A firm offering city dwellers a car sharing service is expecting to achieve profitability this year for the first time.
Yorkshire-born City Car Club, which has been trading for 10 years, promises to alleviate the costs and hassles associated with owning a car, such as insurance, servicing, MOT, tax and parking permits, by providing a fleet of cars parked in designated bays that can be booked when required.
The company was originally founded in Huddersfield, but now has its headquarters in Leeds.
With a turnover of £3.9m in 2011, City Car Club, which has 24,000 members representing a 25 per cent growth on the previous year, has yet to make a profit.
But James Finlayson, managing director, is confident this will change in 2012.
City Car Club, which has a fleet size of nearly 600 cars and small vans in total, has Yorkshire operations in Leeds, York and Huddersfield. It targets both the individual consumer and the business community.
London, Edinburgh, Manchester, Brighton and Birmingham are among the other cities in which it operates.
Mr Finlayson said: “Turnover is expected to be £5m this year. We expect a small amount of profit but considering we lost £500,000 in 2011 it’s a big change for the business.
“The reason we’ve not been possible until now is that we’ve been expanding so fast and expanding our fleet very fast, which is capital intensive.
“And, the nature of our business is that we can’t get members in advance of putting cars in place.”
He added: “Part of the reason we expect to be profitable this year is that we have a slight change in strategy for 2012, to reduce the fleet growth. We’ve not got any other plans to go into any new cities in the short term. We’ll be building up the density of cars in the existing cities in which we operate.”
For 2014, Mr Finlayson forecasts City Car Club will have 40,000 members with a turnover of £6.5m and 10 per cent net profits.
To benefit from City Car Club, an annual membership fee of £60 is required. When members wish to use a car they can book online and use their membership card to activate the closest car to them.
They pay per hour, but can book for as little as half an hour, and are charged fuel costs.
Mr Finlayson said: “City Car Club is an environmental scheme. When people join they get rid of a car or don’t buy a car. That means fewer cars on the road so it’s better for the environment. Members drive less than they would if they own a car too.”
As a part of a trial this year, the company plans to introduce pure electric vehicles into its fleet, which already includes hybrid vehicles.
Mr Finlayson said: “Electric cars have a purpose in city centres for people doing shorter journeys.”

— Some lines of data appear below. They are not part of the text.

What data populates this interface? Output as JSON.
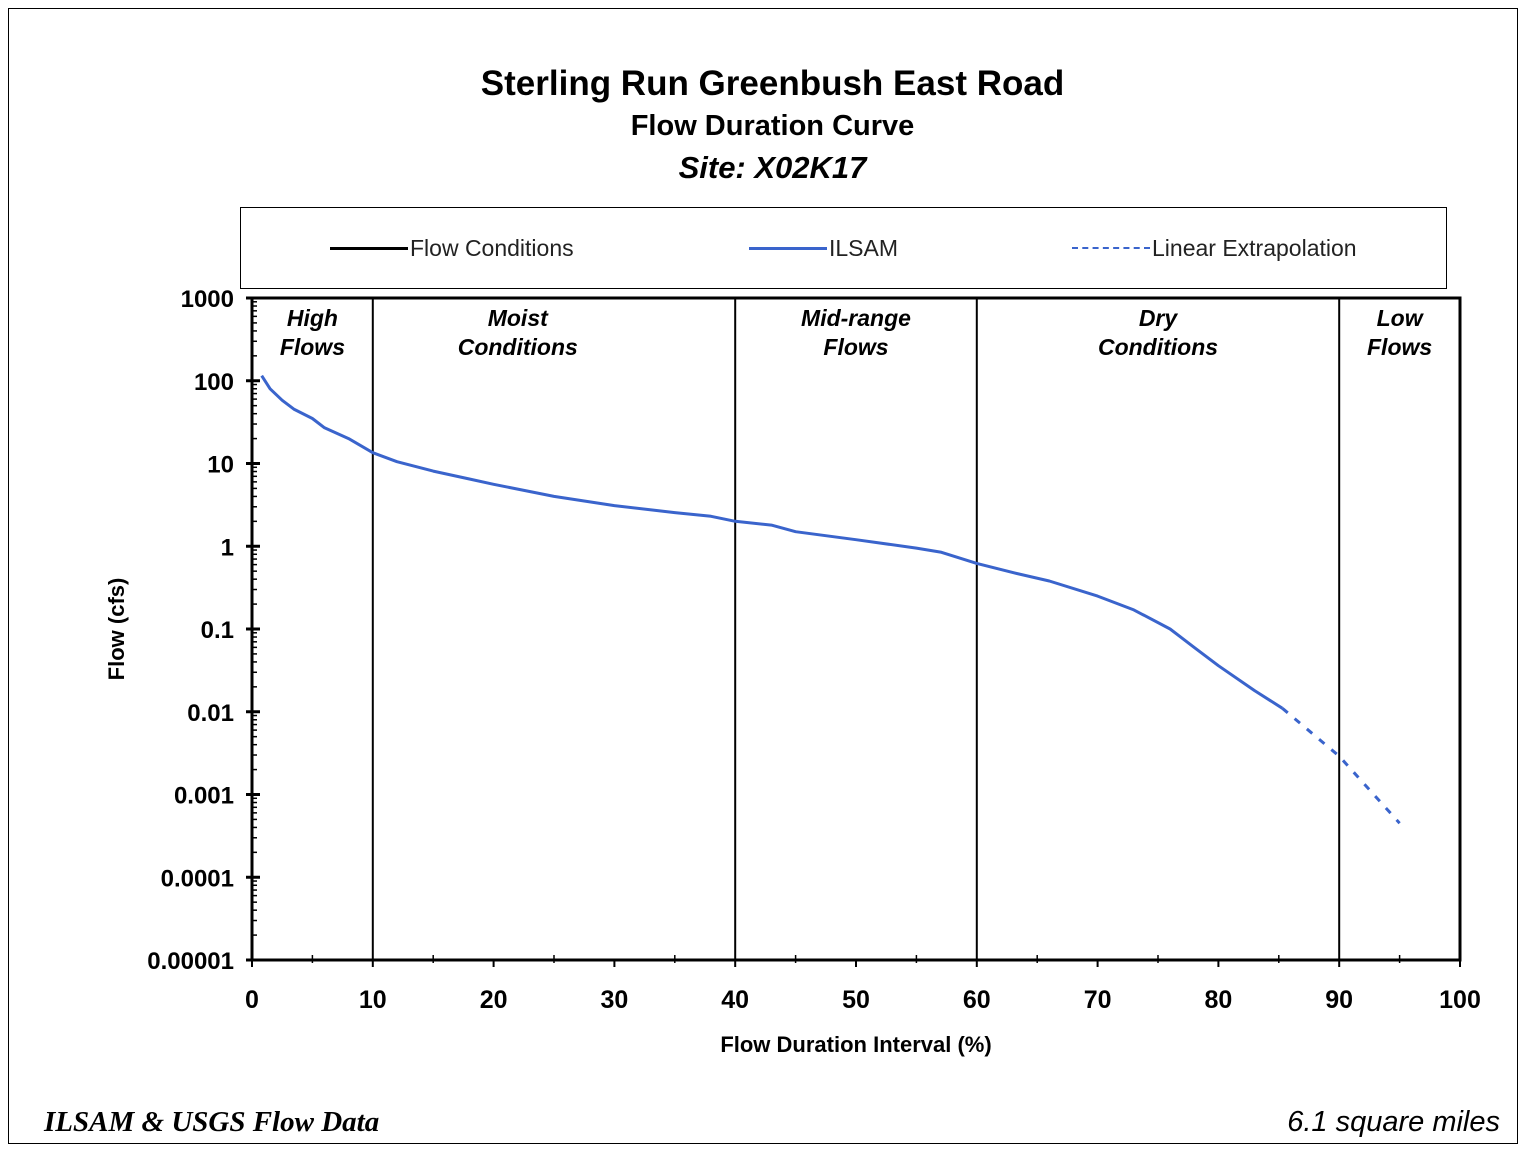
{
  "chart_data": {
    "type": "line",
    "title": "Sterling Run Greenbush East Road",
    "subtitle": "Flow Duration Curve",
    "site": "Site:  X02K17",
    "xlabel": "Flow Duration Interval (%)",
    "ylabel": "Flow  (cfs)",
    "xlim": [
      0,
      100
    ],
    "ylim": [
      1e-05,
      1000
    ],
    "yscale": "log",
    "x_ticks": [
      0,
      10,
      20,
      30,
      40,
      50,
      60,
      70,
      80,
      90,
      100
    ],
    "x_tick_labels": [
      "0",
      "10",
      "20",
      "30",
      "40",
      "50",
      "60",
      "70",
      "80",
      "90",
      "100"
    ],
    "y_ticks": [
      1e-05,
      0.0001,
      0.001,
      0.01,
      0.1,
      1,
      10,
      100,
      1000
    ],
    "y_tick_labels": [
      "0.00001",
      "0.0001",
      "0.001",
      "0.01",
      "0.1",
      "1",
      "10",
      "100",
      "1000"
    ],
    "grid": false,
    "legend_position": "top",
    "legend": [
      {
        "label": "Flow Conditions",
        "style": "solid",
        "color": "#000000"
      },
      {
        "label": "ILSAM",
        "style": "solid",
        "color": "#3a64cc"
      },
      {
        "label": "Linear Extrapolation",
        "style": "dashed",
        "color": "#3a64cc"
      }
    ],
    "zone_boundaries": [
      10,
      40,
      60,
      90
    ],
    "zones": [
      {
        "line1": "High",
        "line2": "Flows",
        "center": 5
      },
      {
        "line1": "Moist",
        "line2": "Conditions",
        "center": 22
      },
      {
        "line1": "Mid-range",
        "line2": "Flows",
        "center": 50
      },
      {
        "line1": "Dry",
        "line2": "Conditions",
        "center": 75
      },
      {
        "line1": "Low",
        "line2": "Flows",
        "center": 95
      }
    ],
    "series": [
      {
        "name": "ILSAM",
        "style": "solid",
        "color": "#3a64cc",
        "x": [
          0.8,
          1.5,
          2.5,
          3.5,
          5,
          6,
          8,
          10,
          12,
          15,
          18,
          20,
          25,
          30,
          35,
          38,
          40,
          43,
          45,
          50,
          55,
          57,
          60,
          63,
          66,
          70,
          73,
          76,
          78,
          80,
          83,
          85.3
        ],
        "y": [
          115,
          80,
          58,
          45,
          35,
          27,
          20,
          13.5,
          10.5,
          8.1,
          6.5,
          5.6,
          4.0,
          3.1,
          2.55,
          2.3,
          2.0,
          1.8,
          1.5,
          1.2,
          0.95,
          0.85,
          0.62,
          0.48,
          0.38,
          0.25,
          0.17,
          0.1,
          0.06,
          0.036,
          0.018,
          0.011
        ]
      },
      {
        "name": "Linear Extrapolation",
        "style": "dashed",
        "color": "#3a64cc",
        "x": [
          85.3,
          90,
          95
        ],
        "y": [
          0.011,
          0.0029,
          0.00045
        ]
      }
    ]
  },
  "footer": {
    "left": "ILSAM & USGS Flow Data",
    "right": "6.1 square miles"
  }
}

And with the average length of a journey by City Car Club members at five hours or 20 miles, the electric car is “perfect” for the business, said Mr Finlayson.
Mr Finlayson got involved with City Car Club in October 2006, when he invested £100,000 in the company as a business angel.
He had recently sold his company Greenscene, a £4m turnover company providing hanging baskets and window boxes to businesses and public sector organisations.
Mr Finlayson said: “There were less than 2,000 members at that time, now there’s 24,000.
“Within a short period of time, I decided the whole company needed restructuring. I took the helm at that point. The former managing director moved on.
“I raised a lot of additional money at that point, from the existing shareholders and myself. I had to go to the shareholders and say, either the business goes down the pan or we put money into it?”
There have been a few funding rounds since Mr Finlayson got involved, himself having invested £1.5m of his own cash into the business, as well as providing an additional £500,000 director’s loan.
He now owns approximately a third of the business, with the majority of the remaining ownership divided among business angels and high net worth individuals.
Mr Finlayson, who expects the company to be sold in a few years’ time, said: “Interest in car clubs has grown massively but there’s still massive potential. It won’t be a flash in the pan sector, it will be a mainstream sector in cities across the world.”